Austin Makes Sitting Illegal

By Richard Troxell

             Members of House the Homeless, Inc. vow to fight back against all repressive laws targeting homeless citizens!  Following a 4-3 City Council vote, five months of debate and numerous protests, House the Homeless have armed its members in the next level of fight in the on going street wars of the “haves” and “have not’s.”

            House the Homeless members contends that the “No Sitting/No Lying Down” Ordinance is a thinly veiled attempt to make an end run around Magistrate Jim Coronado’s and other judges rulings that sleeping and making preparations to sleep are constitutionally protected life sustaining acts.

            Magistrate Jim Coronado had deflated the “No Camping” ordinance when he wrote, “…the petitioners have shown on behalf of their class of homeless that the portion of the ordinance which relates to sleeping in public or making preparations to sleep is a violation of due process.” We believe that “making preparations to sleep include first sitting down and then lying down.

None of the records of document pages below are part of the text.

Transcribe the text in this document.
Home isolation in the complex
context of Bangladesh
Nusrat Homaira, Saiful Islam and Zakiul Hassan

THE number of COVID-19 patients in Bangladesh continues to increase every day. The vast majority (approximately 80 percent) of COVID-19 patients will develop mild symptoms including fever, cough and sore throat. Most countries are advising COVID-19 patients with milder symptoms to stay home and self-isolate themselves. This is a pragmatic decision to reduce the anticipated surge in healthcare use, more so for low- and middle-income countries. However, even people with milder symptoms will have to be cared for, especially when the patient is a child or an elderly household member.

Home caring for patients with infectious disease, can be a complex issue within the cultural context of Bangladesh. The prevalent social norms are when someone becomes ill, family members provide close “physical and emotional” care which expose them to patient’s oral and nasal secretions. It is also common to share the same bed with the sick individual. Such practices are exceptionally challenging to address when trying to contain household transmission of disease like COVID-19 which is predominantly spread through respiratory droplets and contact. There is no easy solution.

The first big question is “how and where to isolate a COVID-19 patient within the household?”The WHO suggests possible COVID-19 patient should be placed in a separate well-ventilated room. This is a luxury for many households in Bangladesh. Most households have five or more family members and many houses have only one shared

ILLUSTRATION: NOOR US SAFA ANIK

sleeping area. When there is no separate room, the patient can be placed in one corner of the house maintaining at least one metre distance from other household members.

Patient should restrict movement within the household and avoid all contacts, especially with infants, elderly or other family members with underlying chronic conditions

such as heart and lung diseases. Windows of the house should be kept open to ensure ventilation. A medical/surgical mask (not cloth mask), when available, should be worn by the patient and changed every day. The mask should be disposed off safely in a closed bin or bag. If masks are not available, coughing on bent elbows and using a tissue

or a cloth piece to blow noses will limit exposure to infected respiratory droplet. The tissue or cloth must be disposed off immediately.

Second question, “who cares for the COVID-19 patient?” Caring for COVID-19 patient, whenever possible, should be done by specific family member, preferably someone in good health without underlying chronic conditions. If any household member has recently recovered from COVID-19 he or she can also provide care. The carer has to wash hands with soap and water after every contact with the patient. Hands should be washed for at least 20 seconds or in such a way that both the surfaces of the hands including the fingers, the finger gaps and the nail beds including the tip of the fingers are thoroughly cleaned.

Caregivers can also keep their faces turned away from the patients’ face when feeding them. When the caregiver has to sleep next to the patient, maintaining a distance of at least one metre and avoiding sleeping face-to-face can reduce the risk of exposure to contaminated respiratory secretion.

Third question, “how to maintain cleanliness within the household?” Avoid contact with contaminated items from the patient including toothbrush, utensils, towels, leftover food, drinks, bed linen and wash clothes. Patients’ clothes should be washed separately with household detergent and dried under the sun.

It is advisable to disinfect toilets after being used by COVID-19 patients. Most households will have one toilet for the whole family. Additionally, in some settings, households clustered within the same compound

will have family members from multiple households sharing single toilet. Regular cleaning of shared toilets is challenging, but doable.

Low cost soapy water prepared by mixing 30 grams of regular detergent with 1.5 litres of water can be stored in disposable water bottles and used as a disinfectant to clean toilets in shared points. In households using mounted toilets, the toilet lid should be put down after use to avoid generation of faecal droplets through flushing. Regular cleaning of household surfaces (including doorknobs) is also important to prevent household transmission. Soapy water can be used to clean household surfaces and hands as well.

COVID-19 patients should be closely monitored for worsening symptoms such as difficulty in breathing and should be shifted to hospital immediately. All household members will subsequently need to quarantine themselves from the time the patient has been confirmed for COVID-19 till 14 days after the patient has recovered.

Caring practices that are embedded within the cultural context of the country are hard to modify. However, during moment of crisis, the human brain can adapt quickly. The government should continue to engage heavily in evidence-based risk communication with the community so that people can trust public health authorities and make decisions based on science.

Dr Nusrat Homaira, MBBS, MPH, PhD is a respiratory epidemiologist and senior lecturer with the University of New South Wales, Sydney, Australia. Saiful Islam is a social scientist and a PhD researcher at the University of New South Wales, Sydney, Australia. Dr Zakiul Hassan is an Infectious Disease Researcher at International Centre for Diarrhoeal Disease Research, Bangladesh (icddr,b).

            We know that one of the major reasons we are sleeping (sitting and lying down) on the streets is because there are not adequate alternatives and because the business community uses our labor but won’t pay us a fair wage for our work that would afford us alternatives.  They hide behind the federal minimum of $5.15 per hour and everyone know you can’t get basic housing in Austin or any other city in America at that pay level.  Everyone knows that $5.15 per hour is slave wages and a theft of our labor.

            It’s clear to House the Homeless that this is just one more mean spirited effort to rid the streets of Austin of visibility Homeless.  But House the Homeless observes that the ordinance excluded anyone involved in a “Demonstration.”  So House the Homeless has launched a petition drive, a national campaign and an on-going “Demonstration” to protest these low wages not just in Austin but nationwide.  House the Homeless is arming all homeless citizens with a plastic card that reads: “This is a constitutionally protected First Amendment, free speech demonstration whereby I am preparing to sleep.  I will continue in this expression of free speech/demonstration until all employers pay all minimum wage employees a Universal Living Wage which will allow me to afford basic living facilities of my own choosing.” 

            When confronted by a police officer about sitting or lying down, homeless citizens will have the opportunity to express the First Amendment rights under the U.S. Constitution and explain that they are “demonstrating for a Universal Living Wage.

            The University of Texas Criminal Defense Clinic has agreed to defend these tickets on constitutional grounds.  The UT Criminal Defense Clinic has agreed to waive the $30.00 defense clinic fee for all members of House the Homeless.